Mir wurde wieder einmal deutlich, wie unterschiedlich ernst Betriebsräte ihre Aufgaben nehmen, zu denen die GBR-Teilnahme als eine rechtliche Verpflichtung unbedingt dazugehört. Eine Zuspitzung erfuhr dieser Eindruck noch durch die Äußerung der oben erwähnten Kollegin aus der Altenpflege, dass es auch in ihrem örtlichen Betriebsrat (also im Pflegeheim) immer wieder schwierig sei, alle Betriebsräte zu den erforderlichen Sitzungen zusammenzubekommen, da manch einer sich zwar als Betriebsrat wählen lasse, sich dann jedoch als solcher kaum engagiere. Dabei sind diese wenig Engagierten noch das geringere Problem. Denn das lässt sich meist lösen, indem man sie nicht wiederwählt. Schwieriger wird es mit dem Hinderungsgrund: „Ich kann nicht kommen, hab zu viel Arbeit bzw. andere würden dann zu sehr belastet!“ Zum einen ist das rechtlich kein Hinderungsgrund, an der GBR-Sitzung teilzunehmen, da diese laut Gesetz in der Regel vorrangig ist. Abwesenheit wegen Arbeitsüberlastung gilt dann als unentschuldigtes Fehlen, das Ersatzmitglied darf deshalb nicht nachrücken und die Beschlussfähigkeit des GBR wird beeinträchtigt.

Wie aber kann sein, was nicht sein darf? Betriebsräte müssen doch für ihre Aufgaben freigestellt und von ihrer „normalen“ Arbeit entsprechend entlastet werden! In Industriebetrieben z.B. mag das ja auch funktionieren. Für den Arbeitsausfall durch Betriebsräte werden Stellen aufgestockt und notfalls die Preise erhöht. Bei Verwaltungsangestellten bleiben vielleicht Akten liegen, die verzögert bearbeitet werden. Aber in allen Berufen, die mit Menschen arbeiten, gibt es ein Problem. Menschen in der Altenpflege müssen versorgt, Kinder im Hort betreut werden etc. Da gerade im sozialen Bereich die Stellenpläne Betriebsräte generell nicht vorsehen und die Kostenträger sich auch weigern, Einrichtungen mit Betriebsräten entsprechend zu finanzieren, wird die von Betriebsräten nicht erledigte Arbeit automatisch auf andere Mitarbeiter verlagert.
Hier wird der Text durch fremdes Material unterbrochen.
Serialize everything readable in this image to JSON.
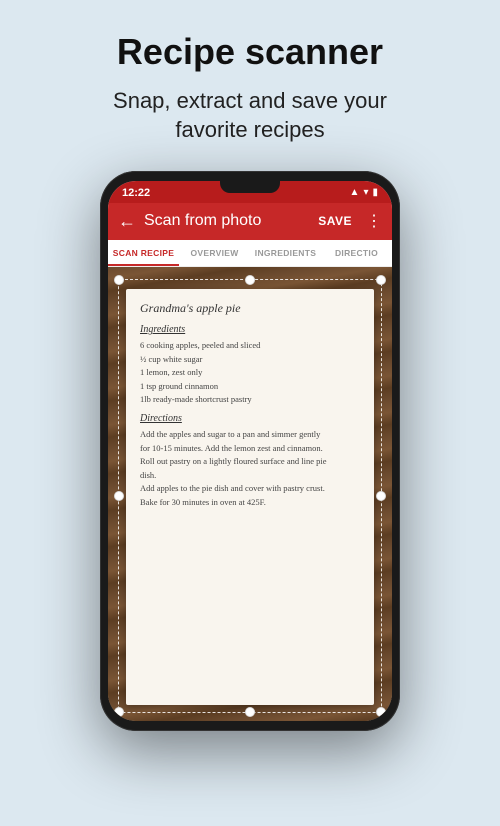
{
  "header": {
    "title": "Recipe scanner",
    "subtitle_line1": "Snap, extract and save your",
    "subtitle_line2": "favorite recipes"
  },
  "phone": {
    "status_bar": {
      "time": "12:22",
      "icons": [
        "signal",
        "wifi",
        "battery"
      ]
    },
    "app_bar": {
      "title": "Scan from photo",
      "save_label": "SAVE",
      "back_icon": "←",
      "more_icon": "⋮"
    },
    "tabs": [
      {
        "label": "SCAN RECIPE",
        "active": true
      },
      {
        "label": "OVERVIEW",
        "active": false
      },
      {
        "label": "INGREDIENTS",
        "active": false
      },
      {
        "label": "DIRECTIO",
        "active": false
      }
    ],
    "recipe": {
      "title": "Grandma's apple pie",
      "ingredients_label": "Ingredients",
      "ingredients": [
        "6 cooking apples, peeled and sliced",
        "½ cup white sugar",
        "1 lemon, zest only",
        "1 tsp ground cinnamon",
        "1lb ready-made shortcrust pastry"
      ],
      "directions_label": "Directions",
      "directions": [
        "Add the apples and sugar to a pan and simmer gently",
        "for 10-15 minutes. Add the lemon zest and cinnamon.",
        "Roll out pastry on a lightly floured surface and line pie",
        "dish.",
        "Add apples to the pie dish and cover with pastry crust.",
        "Bake for 30 minutes in oven at 425F."
      ]
    }
  },
  "colors": {
    "background": "#dce8f0",
    "app_bar": "#c62828",
    "tab_active": "#c62828",
    "title_text": "#111111",
    "subtitle_text": "#222222"
  }
}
Genauso automatisch werden engagierte Betriebsräte in solchen Einrichtungen sozialem Druck ausgesetzt. Nicht nur vonseiten des Arbeitgebers, sondern auch von Kollegen. Das Ergebnis ist regelmäßig entweder eine Überlastung der Betriebsräte oder ein vermindertes Engagement.

Was ist nun zu tun? Ein (nicht ernst gemeinter) Vorschlag wäre, die Absätze 2,3, 6 und 7 des §37 Betriebsverfassungsgesetz (hier geht es um die Arbeitsbefreiung von Betriebsräten) komplett zu streichen, um so die Kluft zwischen Anspruch und Wirklichkeit wenigstens zu verringern. Nein, im Ernst: Hier tut sich eine Gesetzeslücke auf.
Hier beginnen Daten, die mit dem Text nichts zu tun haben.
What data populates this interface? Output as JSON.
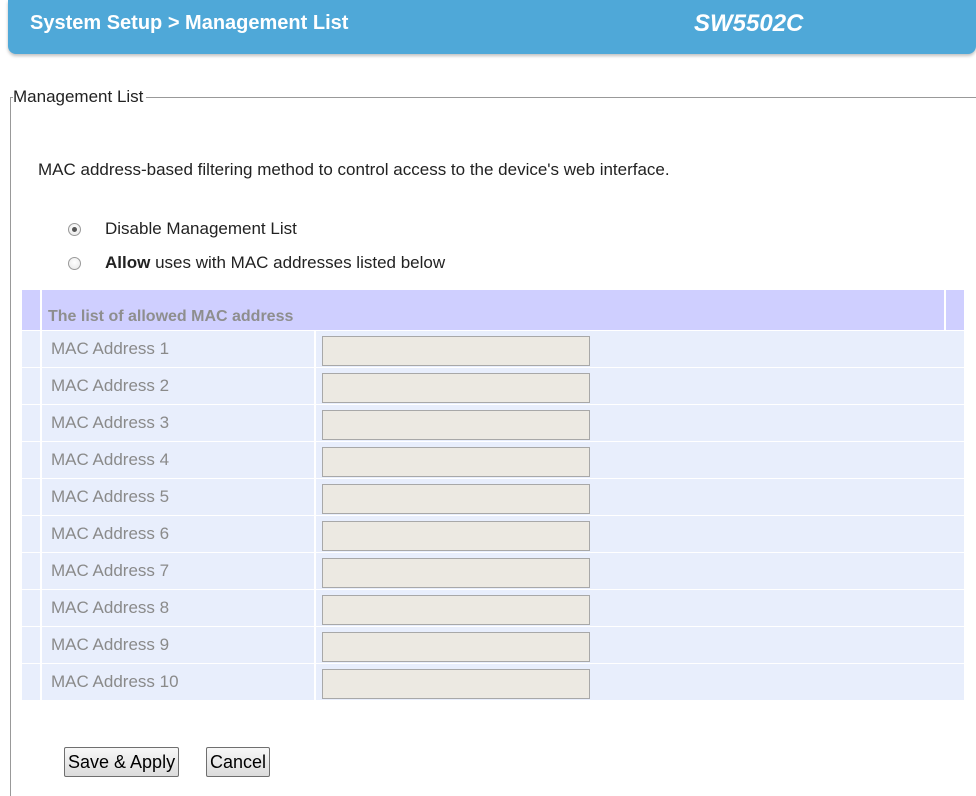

Auch für Freistellungen nach §37 BetrVG muss ein zeitlicher Rahmen (z.B. in Prozent einer vollen Stelle) definiert werden, in welchem Betriebsräte von ihren arbeitsvertraglichen Aufgaben zu entlasten sind. Entsprechend muss es auch eine gesetzliche oder meinetwegen auch tarifvertragliche Verpflichtung geben, Stellenpläne in sozialen Einrichtungen entsprechend anzupassen. Gleichzeitig  wird es nötig, die Kostenträger sozialer Einrichtungen zu verpflichten, Betriebsratstätigkeit als erforderliche Arbeit bei der Berechnung von Pflegesätzen und dergleichen zu berücksichtigen.